Malheureusement, parmi les hurlements qui résonnèrent dans la citadelle pendant plusieurs jours, nous ne retirâmes guère d'informations intéressantes. Baybars avait apparemment fait route vers Damas avec dix mille hommes. Aucune bribe des stratégies qu'il comptait employer n'avait filtré avant son départ précipité. Il abattrait sa dernière carte sous les murs de Jérusalem, on pouvait lui faire confiance pour cela.

Le bilan était maigre mais notre roi avait su faire preuve du sang-froid nécessaire pour arracher la vérité de la bouche de nos ennemis. Écoutant les bons conseils de l'envoyé du Seigneur, il avait clairement su discerner que le succès de notre entreprise tenait en sa capacité à ne reculer devant aucun sacrifice.

Cette détermination froide et nouvelle, Charles d'Anjou l'avait testée à ses dépends. J'avais vu le frère du roi enquérir une audience auprès de Louis, où je sus qu'il contesta la façon de procéder de l'ange, plaidant la cause d'une croisade telle que les chrétiens l'avaient toujours menée. Il fut débouté à raison. Comment encore penser que nos anciennes croisades, parsemées d'échecs, étaient la bonne façon de faire ? L'ange nous guidait désormais vers une nouvelle voie. Celle du succès.

Quel qu'en soit le prix.

Mais cette première accroche entre les deux frères n'était pas anodine. La tristesse me serrait le cœur car je savais que Charles n'était pas le seul à afficher ouvertement ce point de vue. C'était également le cas de ses neveux Jean Tristan et Robert II d'Artois par exemple.

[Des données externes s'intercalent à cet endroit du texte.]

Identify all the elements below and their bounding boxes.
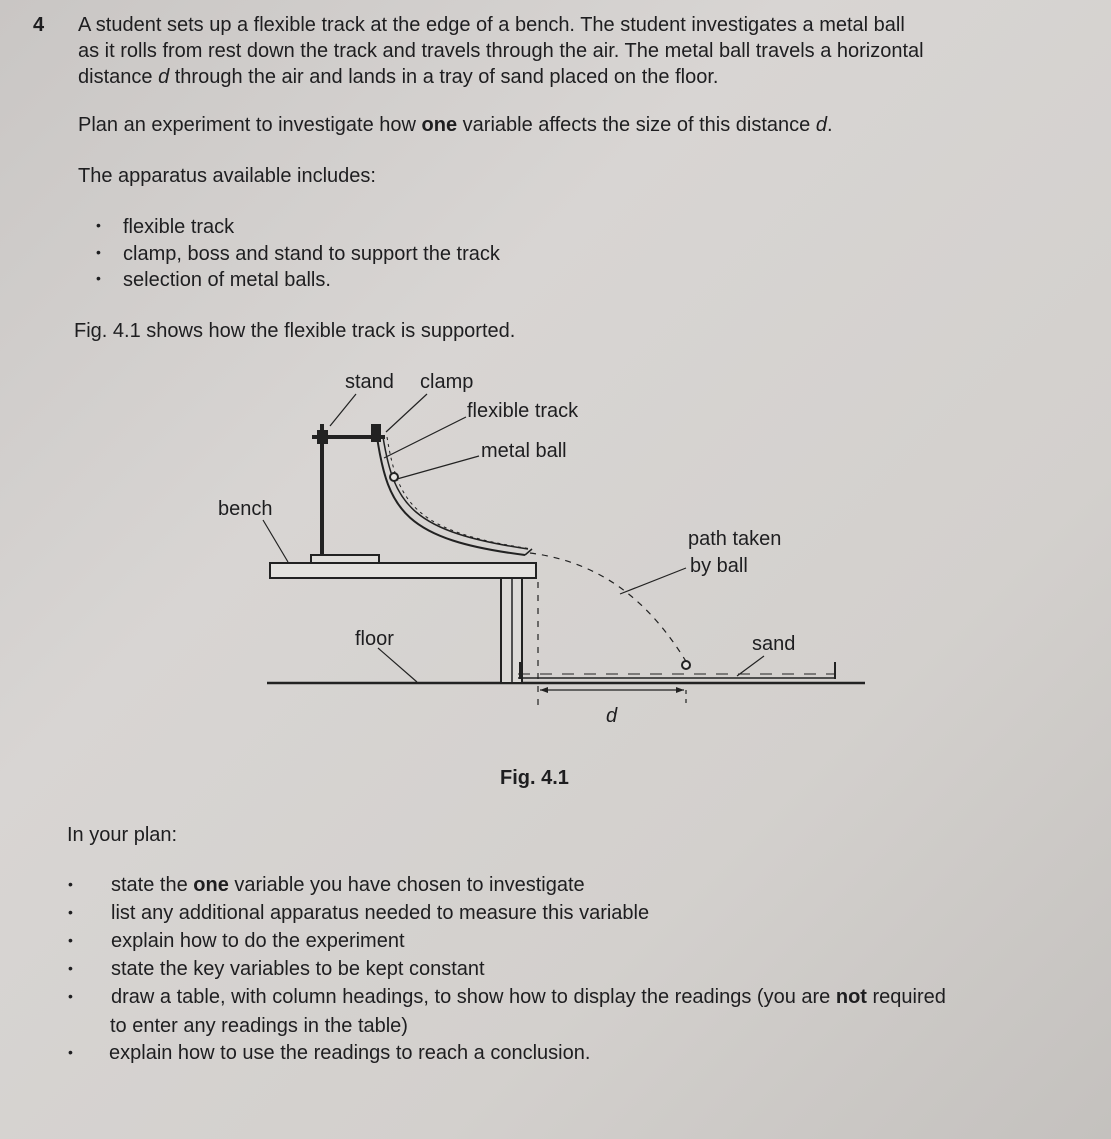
label-stand: stand	[345, 371, 394, 393]
plan-item-6: explain how to use the readings to reach a conclusion.	[109, 1042, 591, 1064]
label-by-ball: by ball	[690, 555, 748, 577]
plan-item-5: draw a table, with column headings, to show how to display the readings (you are not required	[111, 986, 946, 1008]
figure-intro: Fig. 4.1 shows how the flexible track is supported.	[74, 320, 516, 342]
apparatus-intro: The apparatus available includes:	[78, 165, 376, 187]
bullet-icon: •	[68, 904, 73, 920]
bullet-icon: •	[96, 270, 101, 286]
plan-item-5-continued: to enter any readings in the table)	[110, 1015, 408, 1037]
ball-path	[530, 553, 690, 668]
label-floor: floor	[355, 628, 394, 650]
intro-line-2: as it rolls from rest down the track and travels through the air. The metal ball travels a horizontal	[78, 40, 924, 62]
bullet-icon: •	[68, 876, 73, 892]
intro-line-1: A student sets up a flexible track at the edge of a bench. The student investigates a metal ball	[78, 14, 905, 36]
label-d: d	[606, 705, 618, 727]
apparatus-item: selection of metal balls.	[123, 269, 331, 291]
plan-item-2: list any additional apparatus needed to measure this variable	[111, 902, 650, 924]
intro-line-3: distance d through the air and lands in a tray of sand placed on the floor.	[78, 66, 719, 88]
figure-caption: Fig. 4.1	[500, 767, 569, 789]
metal-ball	[390, 473, 398, 481]
plan-item-1: state the one variable you have chosen to investigate	[111, 874, 585, 896]
label-path-taken: path taken	[688, 528, 782, 550]
stand-base	[311, 555, 379, 563]
bullet-icon: •	[68, 932, 73, 948]
question-number: 4	[33, 14, 45, 36]
label-flexible-track: flexible track	[467, 400, 579, 422]
bullet-icon: •	[96, 217, 101, 233]
apparatus-item: clamp, boss and stand to support the track	[123, 243, 500, 265]
plan-item-4: state the key variables to be kept constant	[111, 958, 485, 980]
plan-instruction: Plan an experiment to investigate how one variable affects the size of this distance d.	[78, 114, 833, 136]
bullet-icon: •	[96, 244, 101, 260]
label-clamp: clamp	[420, 371, 474, 393]
bullet-icon: •	[68, 1044, 73, 1060]
bullet-icon: •	[68, 960, 73, 976]
bench-top	[270, 563, 536, 578]
apparatus-item: flexible track	[123, 216, 235, 238]
bullet-icon: •	[68, 988, 73, 1004]
label-bench: bench	[218, 498, 273, 520]
label-metal-ball: metal ball	[481, 440, 567, 462]
plan-heading: In your plan:	[67, 824, 178, 846]
plan-item-3: explain how to do the experiment	[111, 930, 405, 952]
label-sand: sand	[752, 633, 796, 655]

Ivres de victoire comme nous l'étions, la dissension pouvait devenir notre pire ennemi à l'aube de l'acte final.

L'apparition de cet antagonisme était d'autant plus stupide que nous avions un être qui connaissait la volonté de Dieu à nos côtés. Il nous fallait faire preuve de pragmatisme.

Pourtant, à mon grand étonnement, je ne pouvais moi aussi m'empêcher de douter.